Self-reflection: Are you a workplace bully?
By Hilary Holladay
Over the past five years, I’ve given a lot of thought to workplace bullying. I moved 650 miles, back home to Virginia, to escape a bully at my old job. I have friends who have been similarly tormented. We’ve traded stories and consoled one another. Some of them, like me, have found new work, or they have X’ed off the calendar days and finally escaped their tormentors through retirement. But a lot of people don’t have those options just yet, and they shouldn’t have to leave otherwise rewarding jobs just because someone is trying to make them miserable. So they continue to suffer the anxiety, anger, and depression that come with being bullied.
Awareness of the problem reached a tipping point in Charlottesville after Virginia Quarterly Review editor Kevin Morrissey’s suicide in 2010. The devastating event touched off dozens of news stories locally and nationally about workplace bullying. Board of Visitors Rector Helen Dragas’ thwarted attempt to oust UVa President Teresa Sullivan last summer raised the specter yet again. Everybody, it seems, is at risk of being bullied.
Many workplaces have instituted or strengthened policies dealing with this hot-button topic. It’s easy to find advice online for dealing with office bullies. The documentary film Bully, which focuses on students bullied at school, has contributed to the broader conversation. People are speaking out more frequently about what they’ve experienced. This provides hope as well as guidance for others still being victimized.
But it troubles me that the perpetrators are almost always left out of the public discussion. News articles typically describe the situation from the victim’s perspective. The online forums are for victims who anonymously share their sad tales of abuse and injustice.
Where, I ask, are the forums for recovering bullies? Where is the advice for them? No one identifies as a bully—no one I’ve ever known, anyway. Yet if so many people feel tormented at work, it stands to reason that there are quite a few bullies out there. Is it possible that some of us are bullies and don’t even know it? What if you are part of the problem that you so roundly condemn?
The first step, of course, is to figure out whether you are a bully. With that in mind, I have devised the following quiz to help you determine if you qualify for this ignominious distinction. Award yourself one stinkbug for each affirmative answer to the following questions:
• Have you ever snubbed a colleague or ignored her request for a meeting?
• Have you yelled at someone in your office or sent him an angry email?
• Have you ever gotten so close to a coworker during a dispute that she couldn’t get past you?
• Have you followed a colleague down the hall while speaking angrily to him?
• Have you worked behind the scenes to prevent someone from getting a promotion or a raise in pay?
• Have you tried to exclude a qualified colleague from an important committee or project?
• Have you ambushed someone in a meeting with a question or remark designed to embarrass him in front of others?
• Have you twisted a colleague’s words to make her look bad or made a fuss over a minor infraction just to get her in trouble?
• Have you denied a coworker credit for a job well done?
• And finally, have you ever tried to turn other staff members against a colleague you dislike?

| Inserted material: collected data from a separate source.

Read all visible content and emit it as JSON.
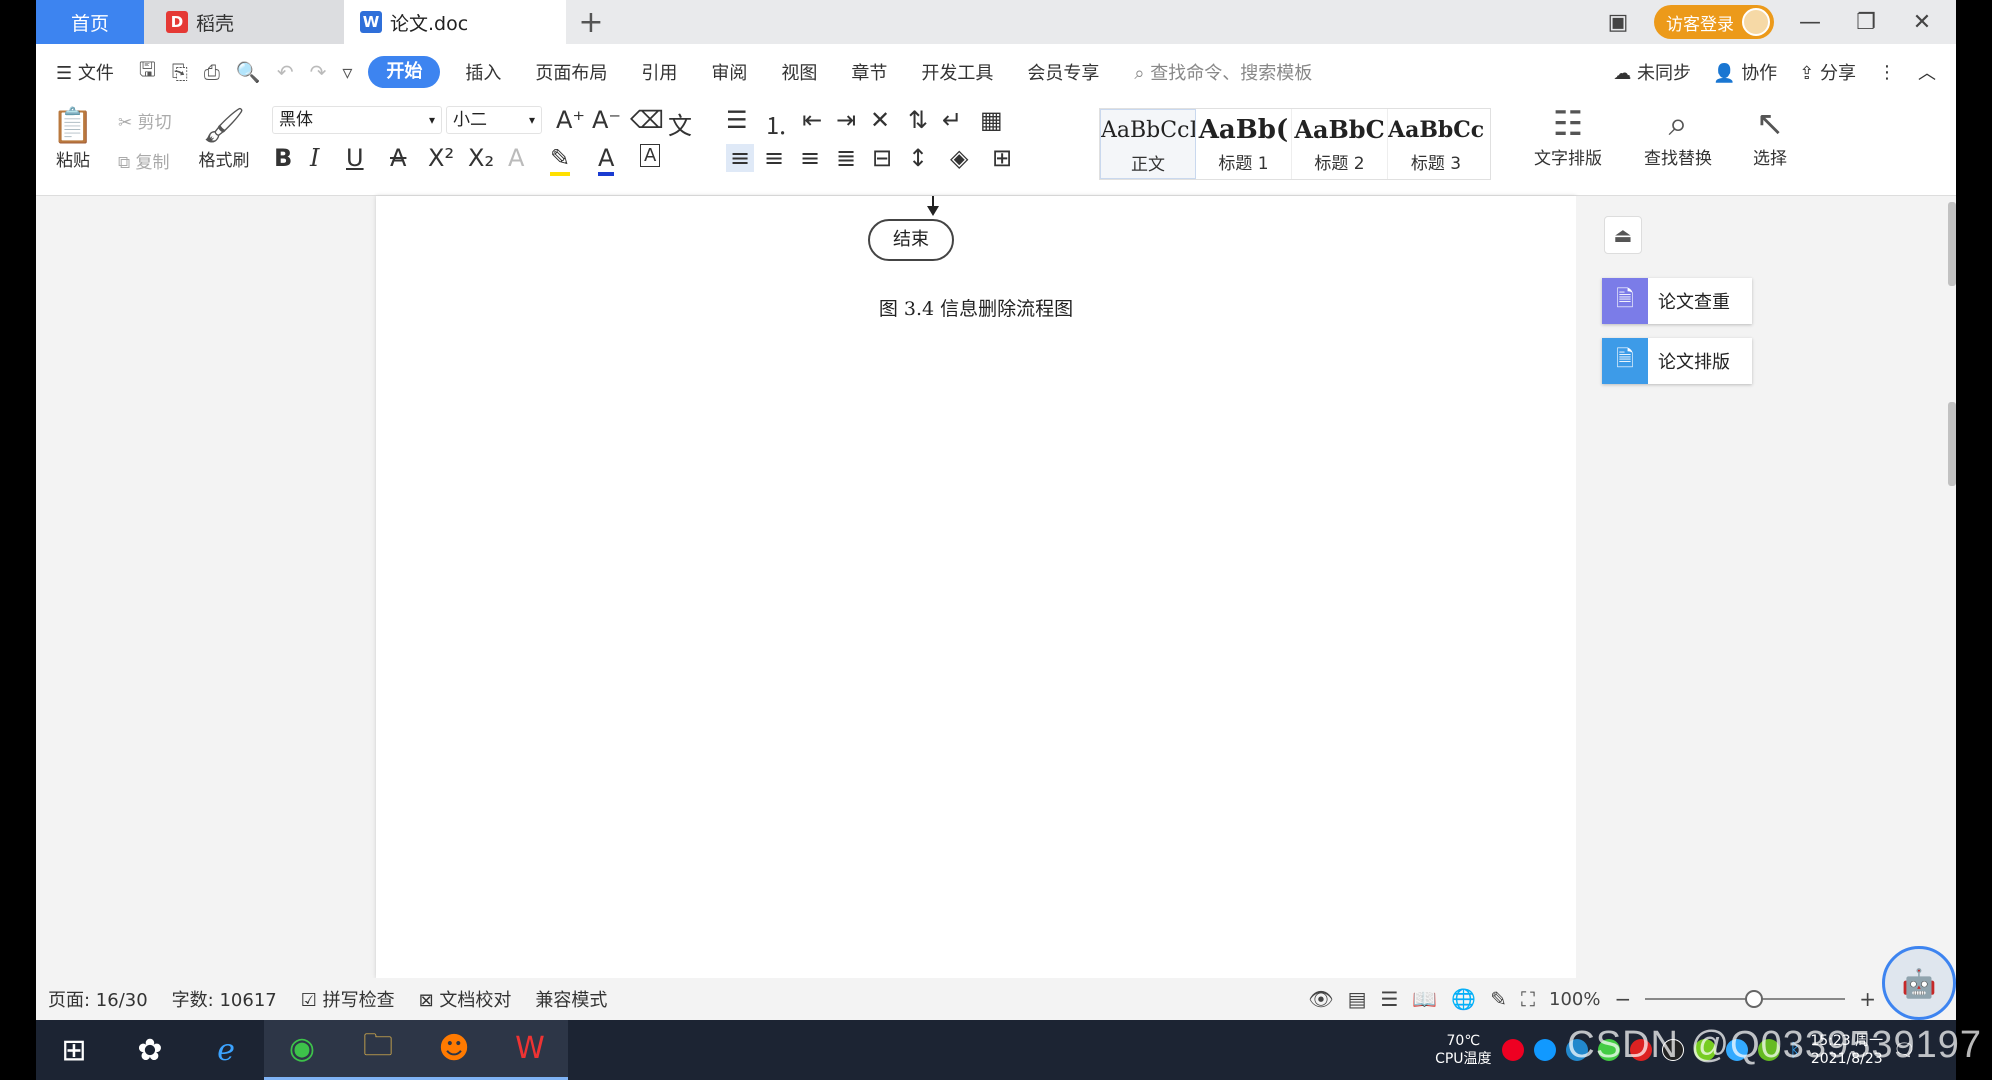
{
  "tabs": {
    "home": "首页",
    "daoke": "稻壳",
    "doc": "论文.doc",
    "add": "+"
  },
  "login": {
    "label": "访客登录"
  },
  "window_controls": {
    "minimize": "—",
    "restore": "❐",
    "close": "✕"
  },
  "menu": {
    "file": "文件",
    "items": [
      "开始",
      "插入",
      "页面布局",
      "引用",
      "审阅",
      "视图",
      "章节",
      "开发工具",
      "会员专享"
    ],
    "search_placeholder": "查找命令、搜索模板",
    "right": [
      "未同步",
      "协作",
      "分享"
    ]
  },
  "toolbar": {
    "paste": "粘贴",
    "cut": "剪切",
    "copy": "复制",
    "format_painter": "格式刷",
    "font": "黑体",
    "size": "小二",
    "styles": [
      {
        "preview": "AaBbCcI",
        "name": "正文"
      },
      {
        "preview": "AaBb(",
        "name": "标题 1"
      },
      {
        "preview": "AaBbC",
        "name": "标题 2"
      },
      {
        "preview": "AaBbCcl",
        "name": "标题 3"
      }
    ],
    "text_layout": "文字排版",
    "find_replace": "查找替换",
    "select": "选择"
  },
  "document": {
    "end_node": "结束",
    "caption": "图 3.4  信息删除流程图"
  },
  "side_panel": {
    "check": "论文查重",
    "format": "论文排版"
  },
  "status": {
    "page": "页面: 16/30",
    "words": "字数: 10617",
    "spell": "拼写检查",
    "proof": "文档校对",
    "compat": "兼容模式",
    "zoom": "100%"
  },
  "taskbar": {
    "cpu_temp": "70℃",
    "cpu_label": "CPU温度",
    "time": "15:23 周一",
    "date": "2021/8/23"
  },
  "watermark": "CSDN @Q0339539197"
}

If you’re holding even one stinkbug— that is, if you answered yes to even one of these questions— you’re a bully. No matter what your position— über-boss, mid-level supervisor, tenured or untenured professor, secretary or intern— you are a bully.
The label doesn’t sit well, does it? You may say that you are, in fact, a victim. You have occasionally stood up for yourself and fought back. You had to; it was a matter of survival, self-esteem. But I don’t buy that. If you have engaged in any of the behavior above, at some point you started playing for the other team. You may have some victim in you, but you are also a bully. Yes, you.
Here’s my advice: Don’t block out the trouble and pain you’ve caused, and don’t expect your spouse or best friend to make you feel like you were right to act the way you did. Instead, take a day off from work and go offline. Leave all your electronic distractions at home, and go for a long walk. Think about your actions and try not to rationalize.
Then resolve to quit your bullying ways. No more rudeness. No more plotting and scheming. When you’re tempted to criticize, don’t. Realize that you don’t have to fight every battle. Skip the cloak-and-dagger politicking and don’t try to hold someone else back. Remember that another person’s success doesn’t mean you’re a failure. Acknowledge that bullying is a sign you’re unhappy with yourself. Maybe it’s time to do something about that.
After a few weeks of holding your tongue, go a step further and try being nice—not just to your office pals but everybody you work with. Like so much else, it will come more naturally with practice. With any luck, by the time summer comes, you and all your colleagues will be getting along better without any stinkbugs to call your own.